C’était se livrer aux Guises. Bientôt cette famille acquit une puissance formidable par l’organisation de la Ligue, qui reconnut pour chef Henri de Guise. La royauté était entourée de périls ; les gentilshommes huguenots, de leur côté, se regardaient comme les véritables rois. « Celui que vous dites (ils parlaient ainsi de Charles IX) est un petit royat de rien ; nous lui donnerons des verges et lui baillerons un métier pour lui apprendre à gagner sa vie comme les autres. » Et le peuple à son tour, le seul personnage de ce grand drame dont les réclamations fussent conformes au droit naturel, refusait les redevances féodales. « Qu’on nous montre dans la Bible, disait-il, si nous devons payer ou non.

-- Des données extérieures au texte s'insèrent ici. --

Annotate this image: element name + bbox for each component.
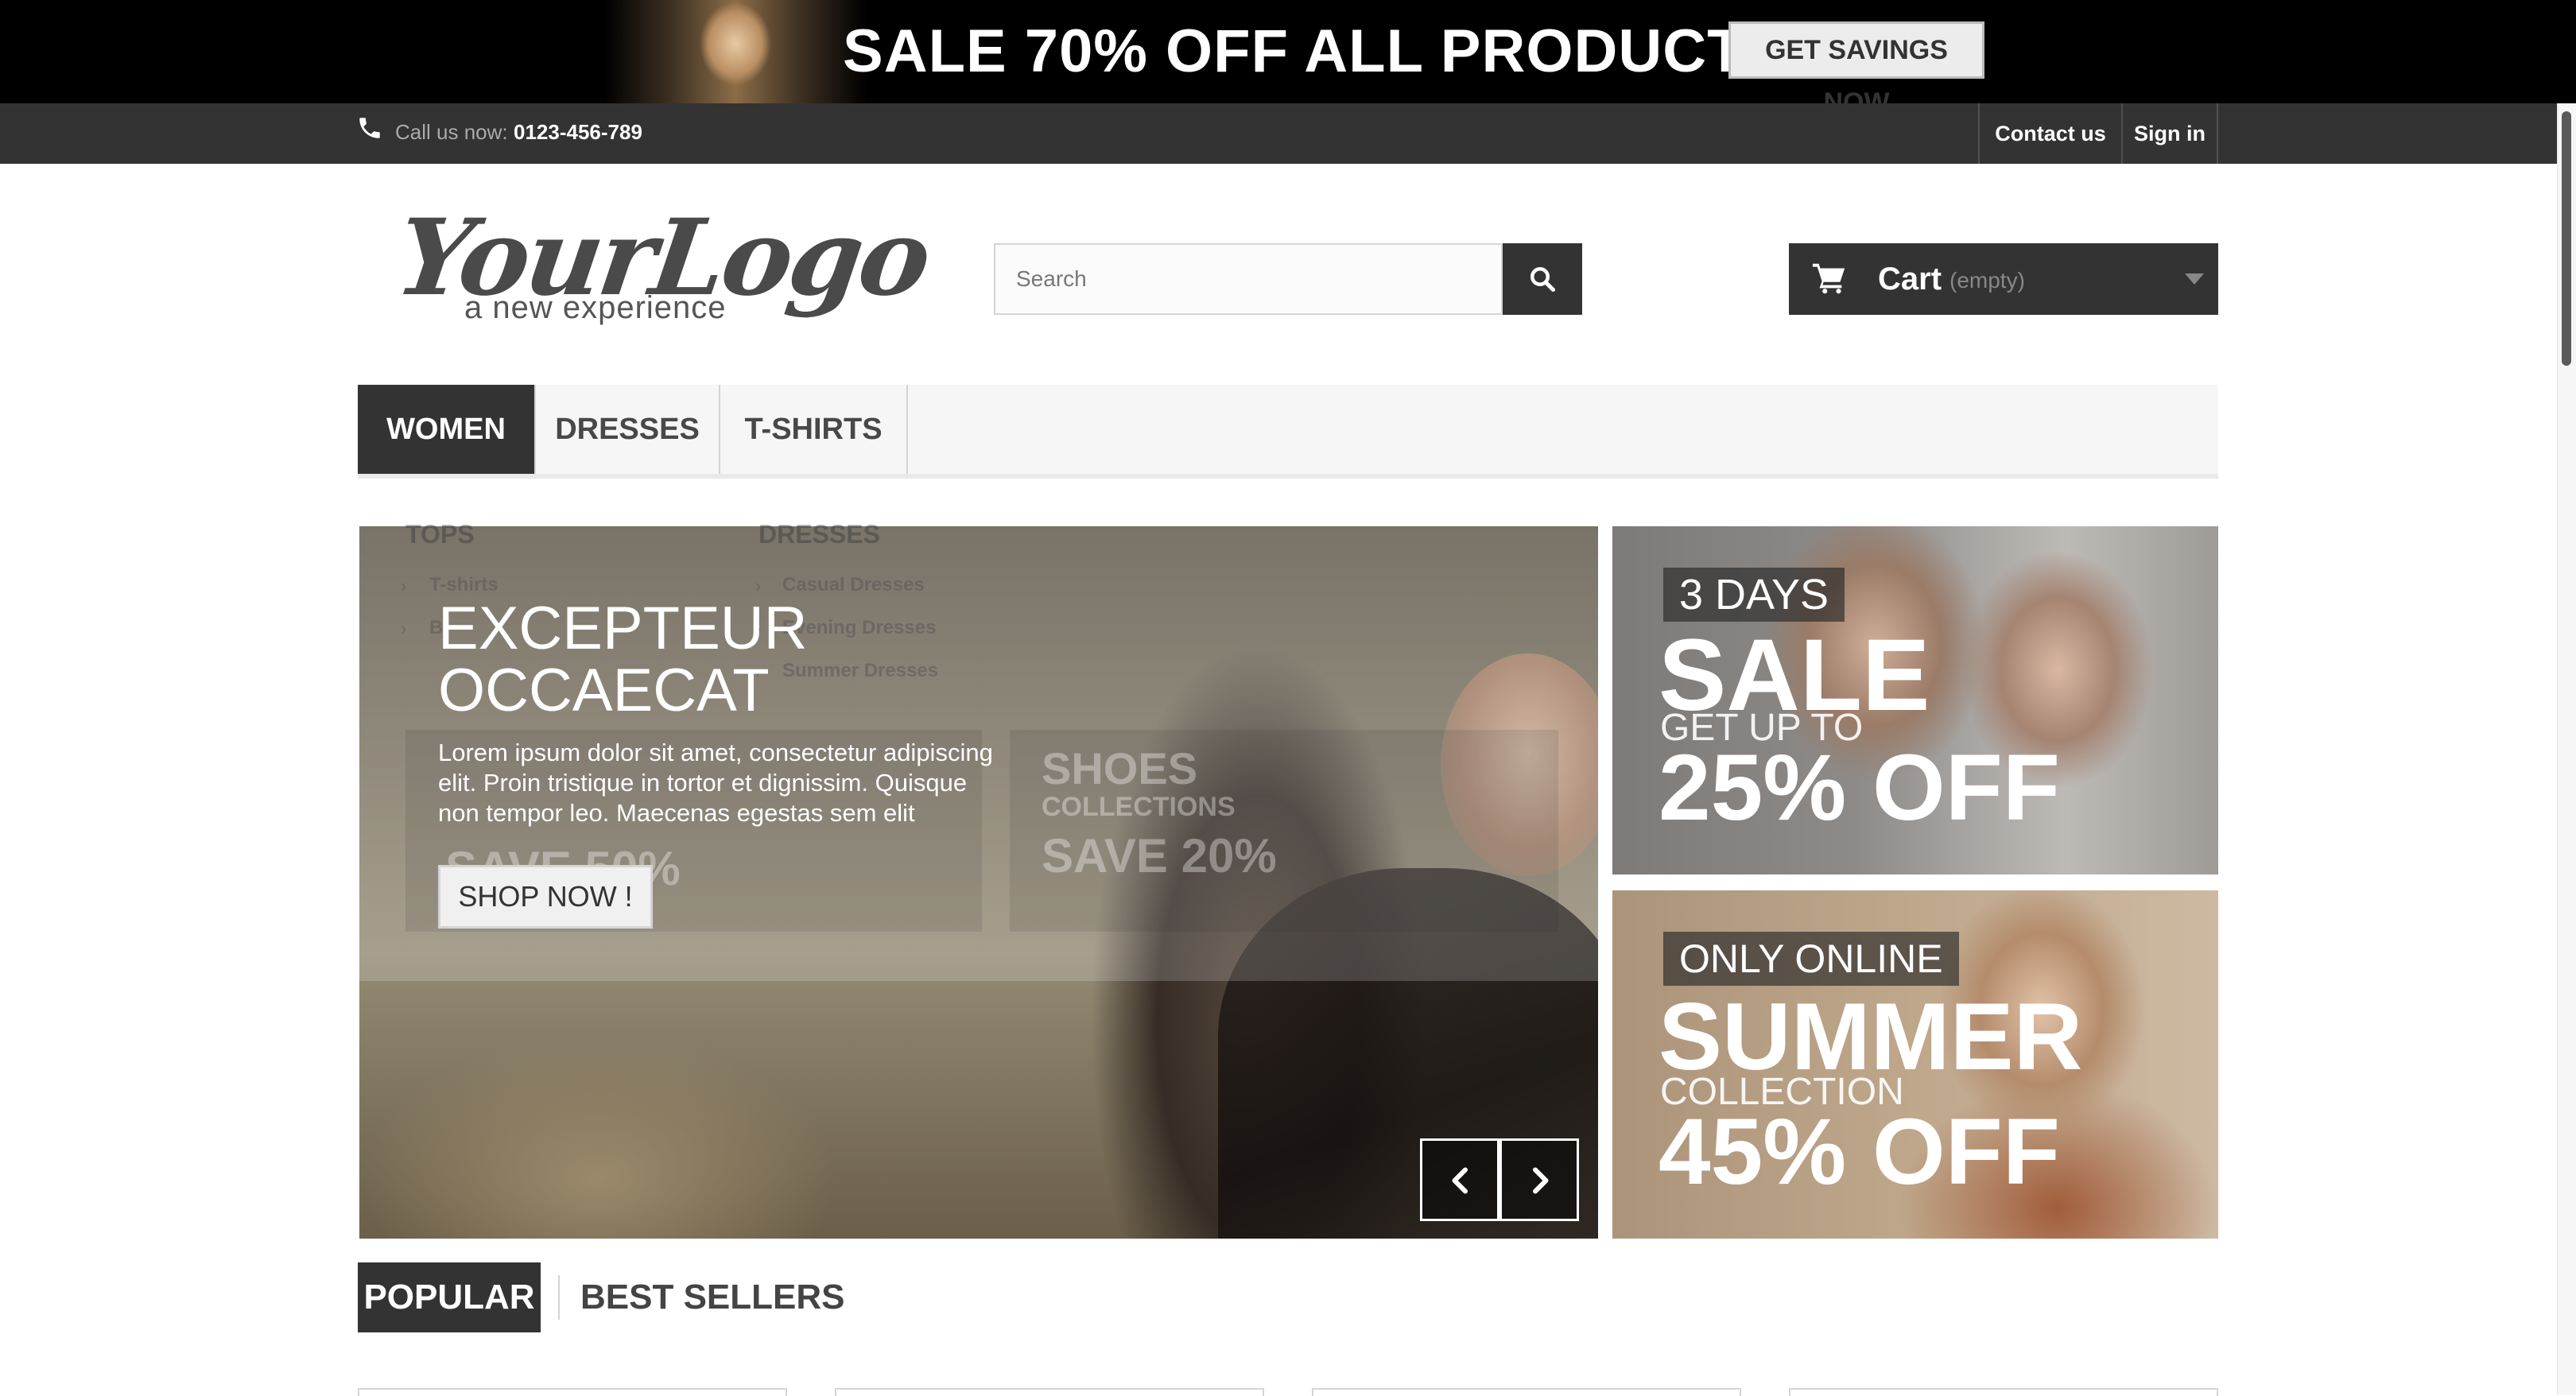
- cart-label: Cart: [1878, 262, 1942, 297]
- dropdown-item-casual-dresses[interactable]: Casual Dresses: [782, 574, 925, 596]
- side-banner-2-offer: 45% OFF: [1658, 1099, 2060, 1204]
- hero-title: EXCEPTEUR OCCAECAT: [438, 598, 836, 722]
- product-card[interactable]: [358, 1388, 787, 1396]
- chevron-left-icon: [1452, 1167, 1468, 1194]
- chevron-right-icon: [1533, 1167, 1549, 1194]
- contact-us-link[interactable]: Contact us: [1978, 103, 2121, 164]
- dropdown-col2-title[interactable]: DRESSES: [758, 520, 880, 549]
- menu-tab-women[interactable]: WOMEN: [358, 385, 536, 474]
- phone-icon: [359, 118, 380, 138]
- get-savings-button[interactable]: GET SAVINGS NOW: [1728, 21, 1984, 103]
- cart-status: (empty): [1949, 268, 2025, 293]
- promo-banner[interactable]: SALE 70% OFF ALL PRODUCTS GET SAVINGS NO…: [0, 0, 2576, 103]
- search-icon: [1530, 267, 1556, 293]
- call-label: Call us now:: [395, 120, 508, 144]
- chevron-down-icon: [2185, 273, 2204, 285]
- cart-icon: [1812, 263, 1845, 294]
- slider-prev-button[interactable]: [1420, 1138, 1499, 1221]
- dropdown-col1-title[interactable]: TOPS: [405, 520, 475, 549]
- sign-in-link[interactable]: Sign in: [2121, 103, 2218, 164]
- promo-model-image: [604, 0, 867, 103]
- search-input[interactable]: [994, 243, 1503, 315]
- tab-best-sellers[interactable]: BEST SELLERS: [580, 1262, 845, 1332]
- side-banner-1-tag: 3 DAYS: [1663, 568, 1845, 622]
- cart-button[interactable]: Cart (empty): [1789, 243, 2218, 315]
- chevron-right-icon: ›: [401, 576, 407, 595]
- side-banner-1-offer: 25% OFF: [1658, 735, 2060, 840]
- search-button[interactable]: [1503, 243, 1582, 315]
- side-banner-sale[interactable]: 3 DAYS SALE GET UP TO 25% OFF: [1612, 526, 2218, 874]
- promo-headline: SALE 70% OFF ALL PRODUCTS: [843, 17, 1787, 85]
- scrollbar-thumb[interactable]: [2562, 111, 2571, 366]
- site-logo[interactable]: YourLogo a new experience: [389, 196, 935, 334]
- product-card[interactable]: [1789, 1388, 2218, 1396]
- tab-popular[interactable]: POPULAR: [358, 1262, 541, 1332]
- shop-now-button[interactable]: SHOP NOW !: [438, 865, 653, 929]
- hero-description: Lorem ipsum dolor sit amet, consectetur …: [438, 739, 993, 827]
- side-banner-summer[interactable]: ONLY ONLINE SUMMER COLLECTION 45% OFF: [1612, 890, 2218, 1239]
- dropdown-item-tshirts[interactable]: T-shirts: [429, 574, 499, 596]
- hero-title-line2: OCCAECAT: [438, 657, 770, 724]
- phone-number: 0123-456-789: [514, 120, 642, 144]
- menu-tab-dresses[interactable]: DRESSES: [536, 385, 720, 474]
- product-card[interactable]: [835, 1388, 1264, 1396]
- hero-title-line1: EXCEPTEUR: [438, 595, 808, 662]
- product-card[interactable]: [1312, 1388, 1741, 1396]
- tab-divider: [558, 1275, 560, 1320]
- slider-next-button[interactable]: [1499, 1138, 1579, 1221]
- side-banner-2-tag: ONLY ONLINE: [1663, 932, 1959, 986]
- logo-tagline: a new experience: [464, 290, 727, 325]
- chevron-right-icon: ›: [755, 576, 762, 595]
- side-banner-2-title: SUMMER: [1658, 983, 2083, 1090]
- menu-tab-tshirts[interactable]: T-SHIRTS: [720, 385, 908, 474]
- chevron-right-icon: ›: [401, 619, 407, 638]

Si nos prédécesseurs ont été sots et bêtes, nous n’en voulons point être. » L’Hospital avait déjà quelque part présagé la Révolution française. Pendant ce temps, Charles IX mourait environné des affreuses images de la Saint-Barthélemy. Henri III, l’Héliogabale français, ne se montrait qu’entouré de ses mignons, de ses singes, de ses perroquets et de ses petits chiens ; dépensait 1,200,000 écus aux noces de Joyeuse, son favori, sans plus se soucier de la détresse du trésor public, et laissait sa noblesse se décimer dans ces duels innombrables qui firent périr alors autant de monde qu’une bataille.

L’homme qui devait à la fin demeurer maître du grand champ de bataille de nos guerres de religion apparut enfin. Henri, roi de Navarre, n’avait guère fait encore que l’amour aux dames, quand le duc d’Anjou mourut ; par cette mort, il devint héritier présomptif. « Ces passe-temps ne sont plus de saison, lui écrivit aussitôt Duplessis-Mornay ; il est temps que vous fassiez l’amour à la France. » Aussitôt Henri endosse la cuirasse, entre en campagne et mène la guerre avec sa vivacité béarnaise. Il débute par Coutras. Pendant ce temps, Henri III, bravé dans Paris par le duc de Guise, le fait assassiner à Blois, et soulève les effroyables fureurs de la Ligue, qui se venge par le poignard de Jacques Clément (1589).

Henri de Navarre devient de droit, sinon encore de fait, Henri IV de France. Arques, Ivry, la Satire Ménippée et une petite apostasie lui livrèrent Paris, qui valait bien une messe : « C’estoit le plus rusé et madré prince qu’il fust au monde, » dit d’Aubigné. La Ligue était vaincue sur tous les points ; le combat de Fontaine-Française et plus tard la prise d’Amiens rejetèrent hors de France les Espagnols, qui depuis vingt-cinq ans en étaient le fléau par leurs armes, leur or, et surtout leur fanatisme. Deux grands monuments de paix, conséquence de ces victoires, ouvrent le règne de Henri IV ; l’un était l’édit de Nantes, qui consacra la liberté de conscience et accorda même aux protestants certains avantages qui leur permirent de former un corps et une sorte d’État dans l’État ; l’autre est la paix de Vervins, qui stipula l’expulsion des étrangers (1598).